Tony Blair will finally deliver on his promise to young voters to introduce 24-hour drinking in bars and pubs next summer.
Plans to allow licensed premises to sell alcohol around the clock, seven days a week, will be included in this month's Queen's Speech. The proposed new Act will also enable shops and supermarkets to apply for licences permitting them to sell drink throughout the night.
It is hoped that the new, more flexible licensing hours will be in place by next July.
News of the change will come as a relief to those who voted Labour in last year's general election after being promised an end to traditional pub closing times.
In the weeks leading up to the poll, first-time voters were bombarded with text messages, reading: "cdnt give a xxxx 4 lst orders? vote labour on thrsdy 4 xtra time".
Ministers believe a Continental-style approach to licensing will help to promote law and order. They hope it will encourage people to leave pubs in small groups, rather than waiting to be turned out at closing time, thus ending the "binge-drinking" culture fostered by the rush to consume as much alcohol as possible by last orders.
But others argue liberalised licensing laws will lead to an increase in crime. In Camden Town, north London, residents who live cheek by jowl with pubs and clubs blame a late-night culture for a dramatic increase in crime.
Mark Hapgood QC, a leading commercial lawyer, has been mugged near his home three times in three months. "I think 24-hour licensing is a bad idea," he said. "People will come to Camden late at night, and that attracts drug dealers, beggars and prostitutes. Any move to lengthen licensing laws should come with an increase in policing."
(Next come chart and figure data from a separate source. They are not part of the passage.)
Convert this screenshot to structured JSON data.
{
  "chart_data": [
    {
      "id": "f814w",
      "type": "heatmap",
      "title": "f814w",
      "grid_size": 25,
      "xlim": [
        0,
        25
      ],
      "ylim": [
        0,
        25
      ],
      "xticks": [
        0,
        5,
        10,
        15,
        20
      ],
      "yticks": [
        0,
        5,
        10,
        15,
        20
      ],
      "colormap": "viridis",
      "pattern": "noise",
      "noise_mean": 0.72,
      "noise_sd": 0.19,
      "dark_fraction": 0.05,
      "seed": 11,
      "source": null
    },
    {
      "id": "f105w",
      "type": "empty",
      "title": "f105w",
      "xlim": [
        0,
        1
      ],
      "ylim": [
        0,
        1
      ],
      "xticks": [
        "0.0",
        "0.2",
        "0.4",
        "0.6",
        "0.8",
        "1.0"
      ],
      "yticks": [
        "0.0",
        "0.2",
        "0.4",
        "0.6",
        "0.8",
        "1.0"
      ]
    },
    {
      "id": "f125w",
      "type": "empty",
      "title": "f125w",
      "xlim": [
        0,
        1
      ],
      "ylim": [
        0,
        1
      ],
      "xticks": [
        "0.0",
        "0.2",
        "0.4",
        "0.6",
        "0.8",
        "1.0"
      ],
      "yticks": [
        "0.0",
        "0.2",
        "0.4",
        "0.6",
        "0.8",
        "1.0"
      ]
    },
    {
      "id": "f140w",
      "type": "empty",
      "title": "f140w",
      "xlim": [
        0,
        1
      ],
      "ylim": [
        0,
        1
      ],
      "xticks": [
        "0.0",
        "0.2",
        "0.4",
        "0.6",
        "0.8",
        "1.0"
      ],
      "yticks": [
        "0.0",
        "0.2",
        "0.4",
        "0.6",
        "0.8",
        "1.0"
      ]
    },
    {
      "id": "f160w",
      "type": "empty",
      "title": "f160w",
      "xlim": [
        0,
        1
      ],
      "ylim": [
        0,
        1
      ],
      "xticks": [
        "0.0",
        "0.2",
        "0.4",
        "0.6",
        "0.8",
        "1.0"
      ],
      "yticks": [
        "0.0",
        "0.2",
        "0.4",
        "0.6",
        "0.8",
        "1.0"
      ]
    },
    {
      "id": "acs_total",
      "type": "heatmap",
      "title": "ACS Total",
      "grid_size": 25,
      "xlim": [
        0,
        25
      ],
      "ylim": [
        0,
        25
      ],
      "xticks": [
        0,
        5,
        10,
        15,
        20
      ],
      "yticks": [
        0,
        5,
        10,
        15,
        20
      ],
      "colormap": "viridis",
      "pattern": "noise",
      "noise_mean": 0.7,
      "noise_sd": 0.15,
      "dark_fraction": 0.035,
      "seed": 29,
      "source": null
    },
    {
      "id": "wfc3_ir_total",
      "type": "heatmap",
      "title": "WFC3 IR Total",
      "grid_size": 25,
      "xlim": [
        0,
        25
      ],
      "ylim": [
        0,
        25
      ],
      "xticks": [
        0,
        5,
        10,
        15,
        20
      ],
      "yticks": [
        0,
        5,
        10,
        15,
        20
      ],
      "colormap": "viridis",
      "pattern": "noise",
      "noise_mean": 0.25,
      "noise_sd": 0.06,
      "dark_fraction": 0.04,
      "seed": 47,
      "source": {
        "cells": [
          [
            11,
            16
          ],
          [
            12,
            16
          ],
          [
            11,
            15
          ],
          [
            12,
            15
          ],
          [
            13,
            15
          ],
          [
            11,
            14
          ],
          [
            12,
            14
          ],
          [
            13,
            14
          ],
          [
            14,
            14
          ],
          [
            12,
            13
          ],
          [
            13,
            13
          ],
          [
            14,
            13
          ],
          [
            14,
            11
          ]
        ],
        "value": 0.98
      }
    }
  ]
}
At the nearby Dublin Castle in Camden Town, Radio 1's "most important small music venue", where Madness, Travis and Blur cut their teeth, landlord Henry Conlon argued that the pubs in the area kept crime down rather than adding to it. "With longer hours we will lose the lager lout culture," he said. "The bouncers here have caught bag snatchers, moved on drug addicts and stopped people drink-driving. We keep an eye on the area."
While the licensing Bill will offer far more flexibility around the purchase and consumption of alcohol, the new "rights" will be balanced by additional responsibilities.
In particular, tough new measures will be introduced to deal with rogue landlords who permit their premises to become rowdy or violent.